0

I want to make a program that checks whether a file (path) contains text that can be "printed."

For example:

interesting = [apple.txt, plane.mov, yeezer.mp3, joker.py]

So apple and joker would be printed, but plane and yeezer would result in an error.

Is there an existing function that I can get to do this or should I just brute force it (check the file type manually to see if it can contain text)?

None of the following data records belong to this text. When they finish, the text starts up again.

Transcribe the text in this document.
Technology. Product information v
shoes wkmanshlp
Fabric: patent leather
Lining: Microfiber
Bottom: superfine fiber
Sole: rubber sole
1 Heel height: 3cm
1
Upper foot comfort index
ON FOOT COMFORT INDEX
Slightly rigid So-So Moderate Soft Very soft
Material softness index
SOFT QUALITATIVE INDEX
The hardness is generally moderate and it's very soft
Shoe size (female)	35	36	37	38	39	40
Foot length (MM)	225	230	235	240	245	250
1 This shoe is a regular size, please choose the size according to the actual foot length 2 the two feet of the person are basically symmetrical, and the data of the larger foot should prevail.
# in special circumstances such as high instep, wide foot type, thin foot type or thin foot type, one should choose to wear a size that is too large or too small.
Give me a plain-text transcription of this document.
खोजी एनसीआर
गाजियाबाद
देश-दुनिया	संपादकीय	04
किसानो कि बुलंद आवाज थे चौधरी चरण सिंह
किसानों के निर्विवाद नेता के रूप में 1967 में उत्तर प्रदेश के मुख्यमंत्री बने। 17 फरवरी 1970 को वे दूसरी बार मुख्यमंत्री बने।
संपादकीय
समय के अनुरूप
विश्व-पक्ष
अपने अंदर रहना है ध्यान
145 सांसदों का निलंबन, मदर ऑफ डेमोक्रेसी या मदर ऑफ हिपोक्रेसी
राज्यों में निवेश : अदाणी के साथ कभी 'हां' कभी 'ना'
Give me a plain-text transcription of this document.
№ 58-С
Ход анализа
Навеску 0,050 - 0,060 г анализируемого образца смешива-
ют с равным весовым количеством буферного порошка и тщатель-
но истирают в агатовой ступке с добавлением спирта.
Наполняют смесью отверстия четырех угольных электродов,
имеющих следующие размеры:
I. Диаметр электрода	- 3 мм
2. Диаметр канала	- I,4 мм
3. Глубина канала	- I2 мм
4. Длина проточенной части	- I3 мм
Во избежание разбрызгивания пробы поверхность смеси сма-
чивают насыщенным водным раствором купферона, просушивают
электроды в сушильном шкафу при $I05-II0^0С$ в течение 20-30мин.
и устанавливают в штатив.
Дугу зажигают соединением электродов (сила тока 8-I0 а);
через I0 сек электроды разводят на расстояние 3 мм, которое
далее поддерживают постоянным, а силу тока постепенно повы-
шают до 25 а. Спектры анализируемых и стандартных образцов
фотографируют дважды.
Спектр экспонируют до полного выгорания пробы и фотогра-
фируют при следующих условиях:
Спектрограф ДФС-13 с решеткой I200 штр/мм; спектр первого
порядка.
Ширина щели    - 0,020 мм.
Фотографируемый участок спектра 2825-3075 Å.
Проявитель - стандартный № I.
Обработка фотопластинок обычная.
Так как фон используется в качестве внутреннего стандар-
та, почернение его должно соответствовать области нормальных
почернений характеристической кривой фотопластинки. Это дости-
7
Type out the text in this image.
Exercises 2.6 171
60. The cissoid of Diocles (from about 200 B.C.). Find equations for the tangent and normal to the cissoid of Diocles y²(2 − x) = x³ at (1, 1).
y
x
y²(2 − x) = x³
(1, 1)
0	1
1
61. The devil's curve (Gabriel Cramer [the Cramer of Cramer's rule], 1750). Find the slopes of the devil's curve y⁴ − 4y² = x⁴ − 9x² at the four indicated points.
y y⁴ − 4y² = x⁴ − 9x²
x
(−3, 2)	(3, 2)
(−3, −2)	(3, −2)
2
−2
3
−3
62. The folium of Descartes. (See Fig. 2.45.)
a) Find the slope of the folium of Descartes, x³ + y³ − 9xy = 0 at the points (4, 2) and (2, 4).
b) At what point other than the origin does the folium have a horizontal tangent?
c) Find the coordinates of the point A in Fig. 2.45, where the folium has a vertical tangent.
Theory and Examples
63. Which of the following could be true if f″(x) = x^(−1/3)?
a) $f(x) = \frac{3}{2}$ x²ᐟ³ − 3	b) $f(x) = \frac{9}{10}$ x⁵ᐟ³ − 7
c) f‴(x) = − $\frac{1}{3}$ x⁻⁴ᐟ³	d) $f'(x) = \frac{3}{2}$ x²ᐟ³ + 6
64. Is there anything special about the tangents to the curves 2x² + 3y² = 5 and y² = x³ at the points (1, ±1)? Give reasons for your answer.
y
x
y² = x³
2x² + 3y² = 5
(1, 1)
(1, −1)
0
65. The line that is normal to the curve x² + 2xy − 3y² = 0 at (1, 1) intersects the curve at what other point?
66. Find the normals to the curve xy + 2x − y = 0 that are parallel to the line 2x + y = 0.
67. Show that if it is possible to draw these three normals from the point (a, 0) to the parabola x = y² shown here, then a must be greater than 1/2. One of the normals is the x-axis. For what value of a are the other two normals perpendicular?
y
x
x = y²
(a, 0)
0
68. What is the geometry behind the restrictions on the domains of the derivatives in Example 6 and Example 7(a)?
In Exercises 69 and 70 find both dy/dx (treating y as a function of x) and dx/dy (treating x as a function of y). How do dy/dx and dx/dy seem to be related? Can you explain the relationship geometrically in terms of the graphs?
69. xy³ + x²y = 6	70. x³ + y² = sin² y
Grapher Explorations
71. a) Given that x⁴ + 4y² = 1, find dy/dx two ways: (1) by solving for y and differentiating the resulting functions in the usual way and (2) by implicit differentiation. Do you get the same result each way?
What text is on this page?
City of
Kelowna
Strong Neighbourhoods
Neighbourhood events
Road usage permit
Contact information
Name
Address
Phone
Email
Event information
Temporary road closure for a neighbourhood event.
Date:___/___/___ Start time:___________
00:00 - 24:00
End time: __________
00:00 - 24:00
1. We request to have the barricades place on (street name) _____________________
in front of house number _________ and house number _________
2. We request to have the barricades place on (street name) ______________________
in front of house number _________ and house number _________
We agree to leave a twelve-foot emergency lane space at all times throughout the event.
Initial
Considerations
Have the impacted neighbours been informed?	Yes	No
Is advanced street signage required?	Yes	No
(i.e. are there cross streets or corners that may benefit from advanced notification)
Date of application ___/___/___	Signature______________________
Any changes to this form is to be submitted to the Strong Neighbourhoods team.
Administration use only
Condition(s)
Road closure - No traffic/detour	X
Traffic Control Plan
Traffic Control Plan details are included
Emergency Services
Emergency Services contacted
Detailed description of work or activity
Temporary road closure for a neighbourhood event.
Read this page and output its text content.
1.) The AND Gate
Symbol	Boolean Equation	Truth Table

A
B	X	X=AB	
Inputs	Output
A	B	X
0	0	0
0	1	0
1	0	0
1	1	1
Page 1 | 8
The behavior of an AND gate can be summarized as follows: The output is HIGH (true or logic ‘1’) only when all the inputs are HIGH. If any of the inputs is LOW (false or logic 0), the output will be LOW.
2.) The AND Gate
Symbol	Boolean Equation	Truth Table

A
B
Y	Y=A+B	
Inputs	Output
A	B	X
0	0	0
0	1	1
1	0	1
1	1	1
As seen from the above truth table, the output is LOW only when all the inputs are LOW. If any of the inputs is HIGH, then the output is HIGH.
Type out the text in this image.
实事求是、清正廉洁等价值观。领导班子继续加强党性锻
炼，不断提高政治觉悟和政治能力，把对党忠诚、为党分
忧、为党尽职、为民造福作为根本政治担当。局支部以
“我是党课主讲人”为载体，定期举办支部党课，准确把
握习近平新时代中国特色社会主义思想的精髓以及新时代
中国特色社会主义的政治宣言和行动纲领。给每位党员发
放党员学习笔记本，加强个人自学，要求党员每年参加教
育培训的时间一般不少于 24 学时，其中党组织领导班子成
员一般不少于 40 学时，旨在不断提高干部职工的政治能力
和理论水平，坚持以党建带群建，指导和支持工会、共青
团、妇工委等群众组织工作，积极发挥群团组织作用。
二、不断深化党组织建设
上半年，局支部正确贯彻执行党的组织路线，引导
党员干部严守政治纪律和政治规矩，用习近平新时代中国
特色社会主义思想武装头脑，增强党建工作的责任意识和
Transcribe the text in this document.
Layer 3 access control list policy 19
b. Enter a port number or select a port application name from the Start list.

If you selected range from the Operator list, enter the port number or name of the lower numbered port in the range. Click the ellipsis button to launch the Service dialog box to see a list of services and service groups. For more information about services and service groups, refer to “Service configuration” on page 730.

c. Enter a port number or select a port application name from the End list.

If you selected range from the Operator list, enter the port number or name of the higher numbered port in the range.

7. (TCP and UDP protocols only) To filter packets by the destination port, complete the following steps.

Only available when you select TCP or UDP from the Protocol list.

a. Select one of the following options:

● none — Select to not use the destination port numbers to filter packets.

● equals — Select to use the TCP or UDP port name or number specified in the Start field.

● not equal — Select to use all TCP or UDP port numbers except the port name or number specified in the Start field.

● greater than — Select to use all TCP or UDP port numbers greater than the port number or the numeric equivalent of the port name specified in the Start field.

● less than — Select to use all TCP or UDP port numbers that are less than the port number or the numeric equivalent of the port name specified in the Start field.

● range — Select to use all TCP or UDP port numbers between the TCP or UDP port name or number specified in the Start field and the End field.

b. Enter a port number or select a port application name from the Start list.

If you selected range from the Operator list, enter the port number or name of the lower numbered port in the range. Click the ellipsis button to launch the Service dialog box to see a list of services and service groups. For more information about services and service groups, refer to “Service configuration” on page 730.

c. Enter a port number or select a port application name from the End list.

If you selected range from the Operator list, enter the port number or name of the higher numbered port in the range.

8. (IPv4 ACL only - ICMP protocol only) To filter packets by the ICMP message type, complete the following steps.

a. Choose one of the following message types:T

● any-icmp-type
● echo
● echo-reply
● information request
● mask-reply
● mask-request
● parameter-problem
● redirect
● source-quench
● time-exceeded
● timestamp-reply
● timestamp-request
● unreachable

Edit: I found a solution, just use try/except. If trying open(path, r) is an error then it's not a text file, if it is not then we can print.

  • 1
    Define "can be printed". Any file fundamentally contains bytes which can be printed to the terminal if you like. What distinction are you trying to draw here? – Silvio Mayolo Jul 05 '21 at 23:46
  • You could make a list of file extensions which should be printed, or you could use a library like [filemagic](https://pypi.org/project/filemagic/) to decide which files are printable. There's some ambiguity in your question, though. For example, is an HTML file printable? – Nick ODell Jul 05 '21 at 23:49
  • does this help [How can I detect if a file is binary (non-text) in Python?](https://stackoverflow.com/questions/898669/how-can-i-detect-if-a-file-is-binary-non-text-in-python) – Lei Yang Jul 06 '21 at 01:10
  • @LeiYang Thanks, I just made my own solution, it turned out to be similar to one on that post. – Titan31 Hunter29 Jul 06 '21 at 05:23

1 Answers1

0

Silvio Mayolo made an excellent comment. To extend further, use your definition of what file types are considered "printable" and include these in your regular expression matching for each filename to avoid implementing any sort of print function where unnecessary.